Com o cenário de guerra na Ucrânia na ordem do dia e o regresso das tensões inflacionistas, é incontornável a necessidade de olhar para esta crise aberta no flanco oriental da UE e analisar as condições que a envolvem antes de se procurar uma solução duradoura para o problema.
Uma solução que não pode deixar de ser negociada – não só pela situação de conflito aberto como pela de radicalização dos intervenientes – e que só conhecerá real e duradouro sucesso se for feita num ambiente de conhecimento mútuo. É por isso, de extrema importância que a informação abranja mais que a retórica política e a propaganda de guerra, que é o que a generalidade da imprensa insiste em divulgar, quando a realidade (comprovável) parece até bem diferente. Basta ler as explicações que Victoria Nuland, a Subsecretária de Estado para os Assuntos Políticos do governo Biden, para confirmar que a crise ucraniana pouco ou nada tem a ver com a Ucrânia, mas sim com a Alemanha e, em particular, o interesse americano em sabotar o oleoduto Nord Stream 2 que liga aquele país europeu à Rússia e que é visto como uma forte ameaça à primazia norte americana na Europa.

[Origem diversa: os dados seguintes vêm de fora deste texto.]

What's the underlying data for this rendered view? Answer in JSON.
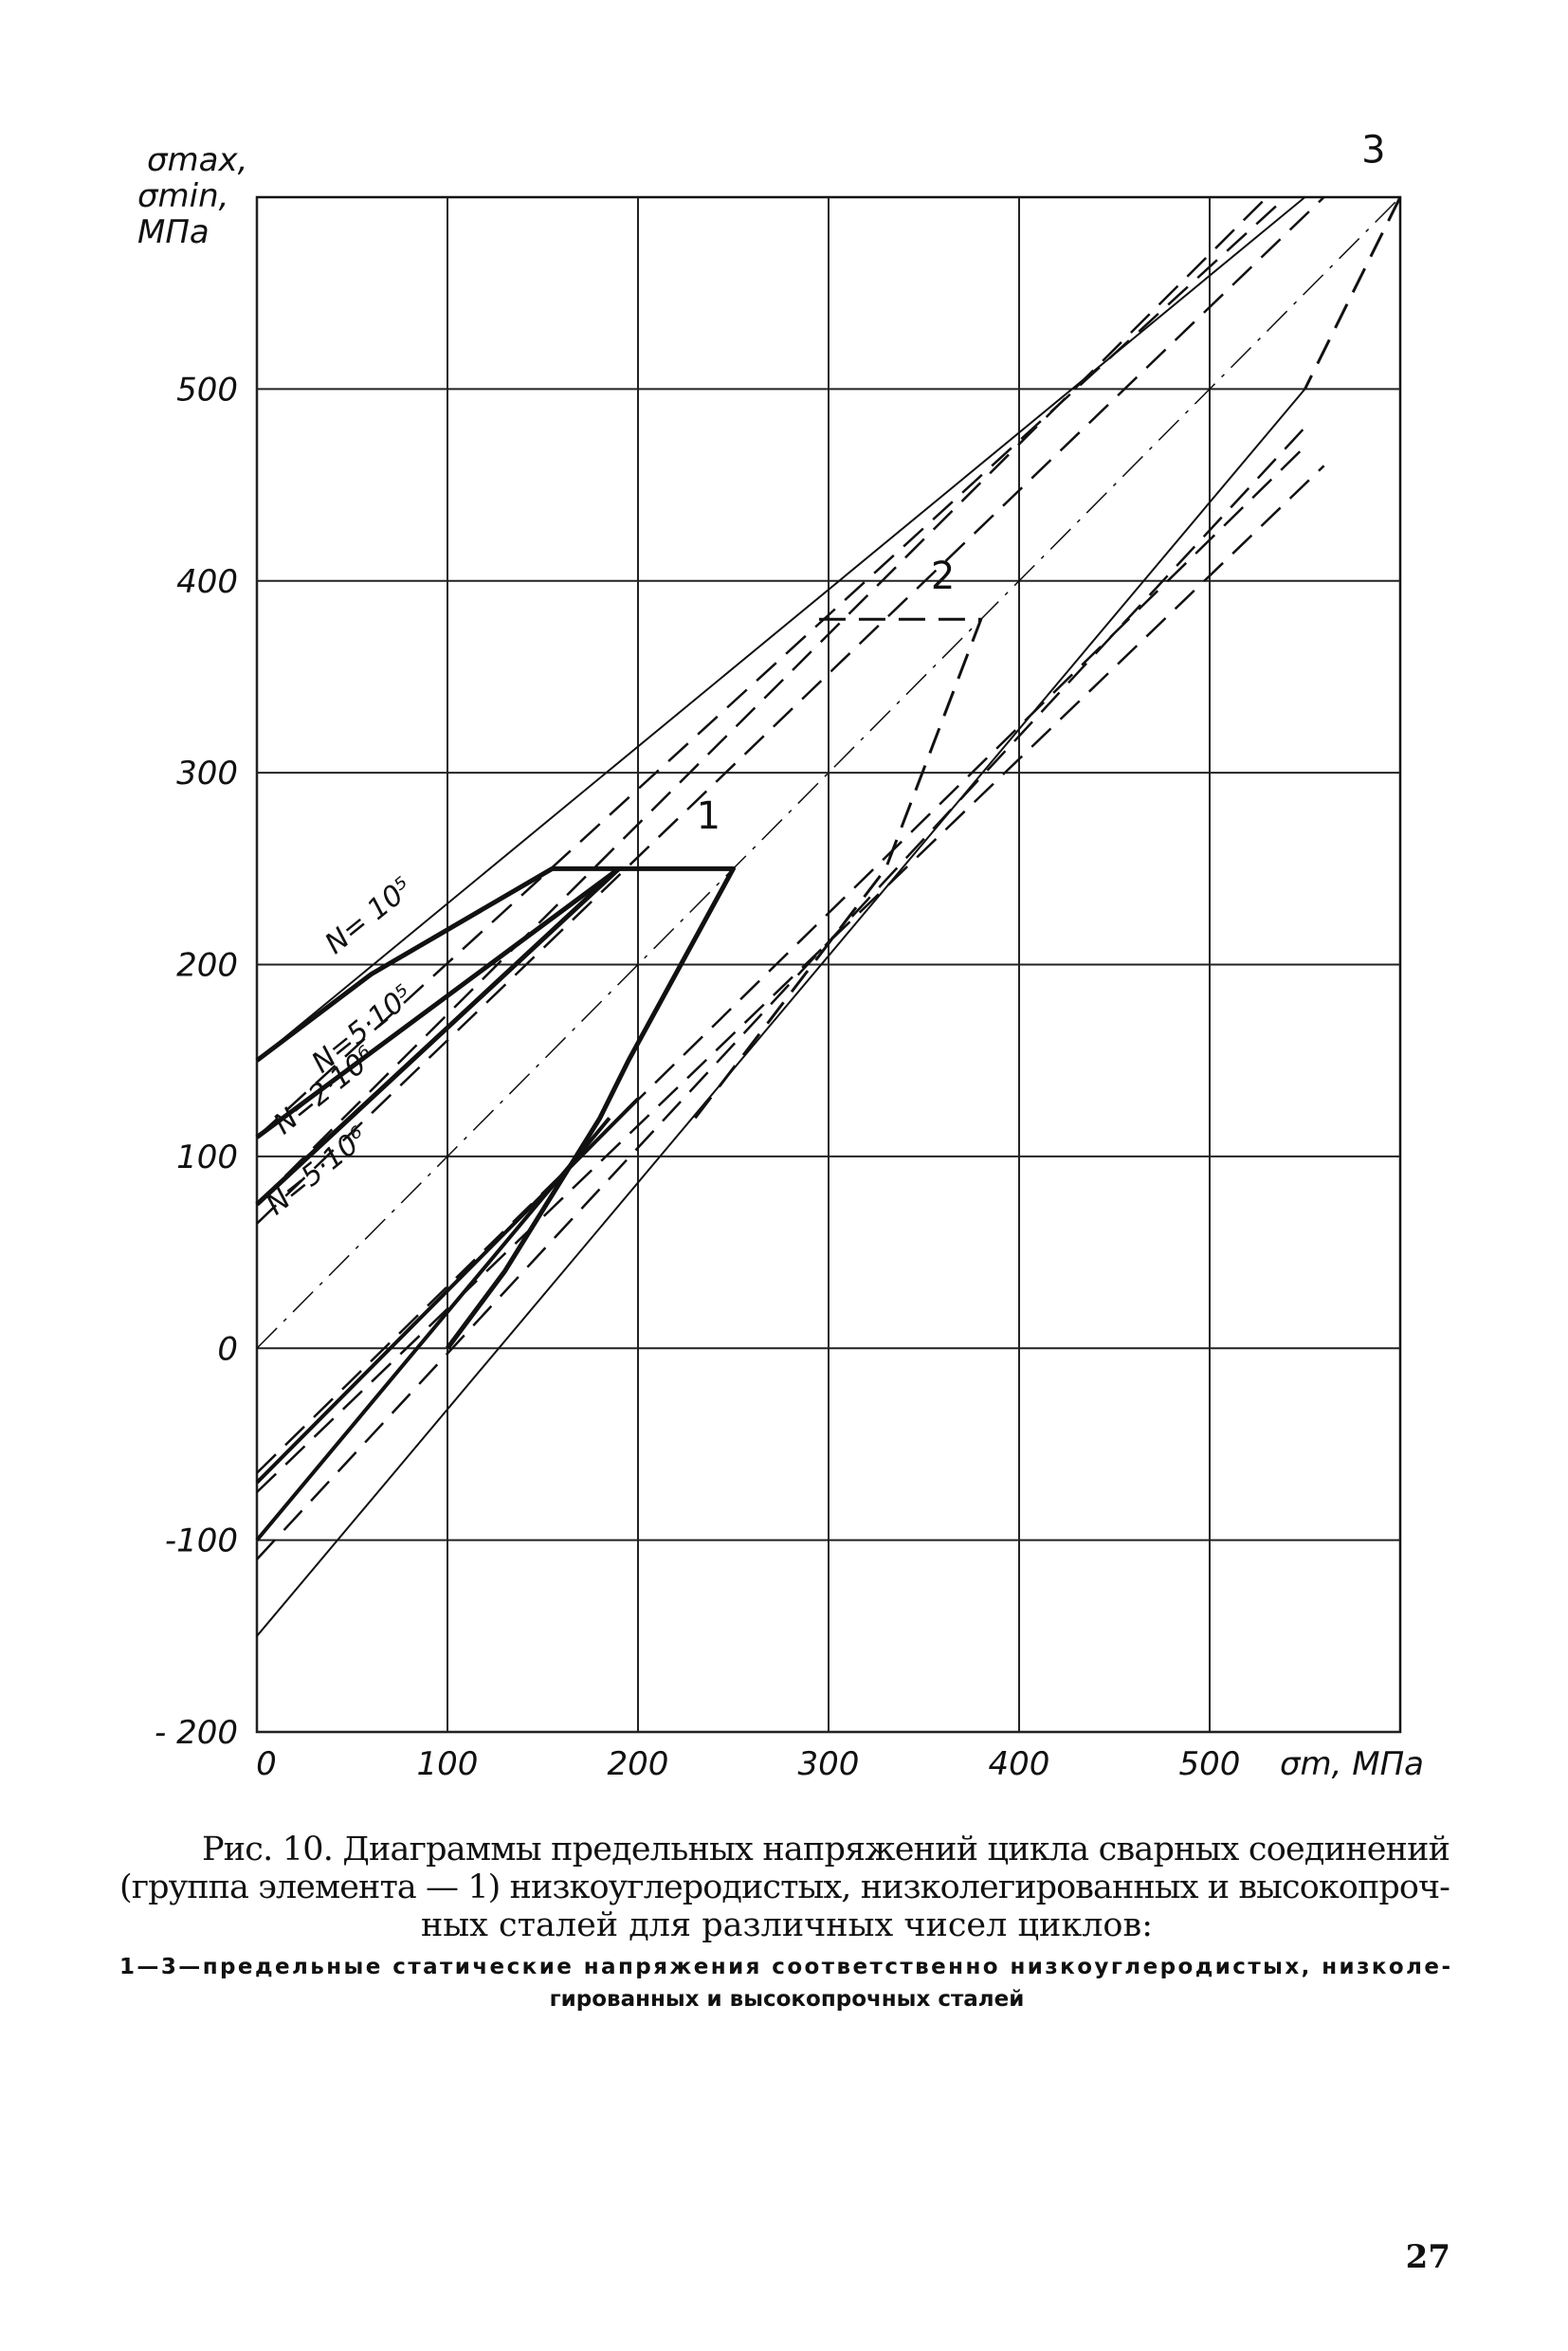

Perante o forte apoio da opinião pública alemã ao gasoduto Nord Stream, indispensável após a decisão germânica de encerrar as suas centrais nucleares de produção de energia, o governo norte americano optou por uma nova abordagem. Já que as sanções previstas não iriam funcionar optou por criar uma ameaça externa suficientemente credível – e nada melhor que reviver uma avalanche militar oriunda do Leste – para que a Alemanha se visse forçada a bloquear a abertura do oleoduto e não só… para o que basta recordar antigas declarações de George Friedman (especialista em geopolítica e questões estratégicas de origem húngara, fundador e presidente da Geopolitical Futures e ex-presidente da Stratfor), segundo as quais o principal interesse que levou os EUA a disputarem guerras – como as duas guerras mundiais e a Guerra Fria – tem sido a relação entre a Alemanha e a Rússia, que quando unidas serão a única força que os pode ameaçar.
Basicamente, os EUA não querem que a Alemanha aumente a sua dependência do gás russo porque o comércio cria confiança e esta leva ao incremento do comércio, ao fortalecimento das relações, à redução das barreiras comerciais e da regulamentação, aumenta o intercâmbio turístico, assim se criando uma nova arquitectura de segurança. Parcerias comerciais e estreitamento de relações entre a Alemanha e a Rússia reduzem o espaço e a necessidade de bases militares dos EUA, de armamentos e de sofisticados (e caros) sistemas de mísseis norte americanos, e torna a NATO redundante.
E, para piorar, este cenário foi ainda agravado com o fim da necessidade de negociar acordos de energia em dólares (confirmado com o anúncio da imposição do pagamento em rublos do gás russo, medida que), o que significa ainda a redução da obrigatoriedade de armazenar títulos do Tesouro norte americano para equilibrar as balanças. As transacções entre parceiros de negócios podem ser realizadas nas suas próprias moedas, precipitando uma queda acentuada no valor do dólar e uma mudança radical no poder económico. É por isso que o governo Biden se opõe ao Nord Stream. Não é apenas um oleoduto, é uma perspectiva de futuro… um futuro em que a aproximação da Europa e da Ásia numa enorme zona de livre comércio que aumente o poder e a prosperidade mútua, deixará os EUA de fora, com menor capacidade de influência e acentuando o fim da ordem mundial “unipolar” que estes supervisionaram nos últimos 75 anos. Uma aliança germano-russa ameaça acelerar o declínio duma superpotência já vacilante. É por isso que manter a Alemanha dentro de sua órbita se transformou numa questão de sobrevivência para os EUA.
É esta questão de sobrevivência que levou à escolha da crise ucraniana (questão que não se iniciou com a invasão russa de Fevereiro, antes remonta ao princípio do século e à instabilidade política gerada entre pró-ocidentais e pró-russos, que conheceu os seus pontos altos na chamada Revolução Laranja de 2004, no Euromaidan e na ocupação da Crimeia, em 2014, e na guerra civil que desde então decorre no Dombass) como opção para sabotar o Nord Stream e, na boa linha do princípio de “dividir para reinar”, erguer uma barreira entre a Alemanha e a Rússia.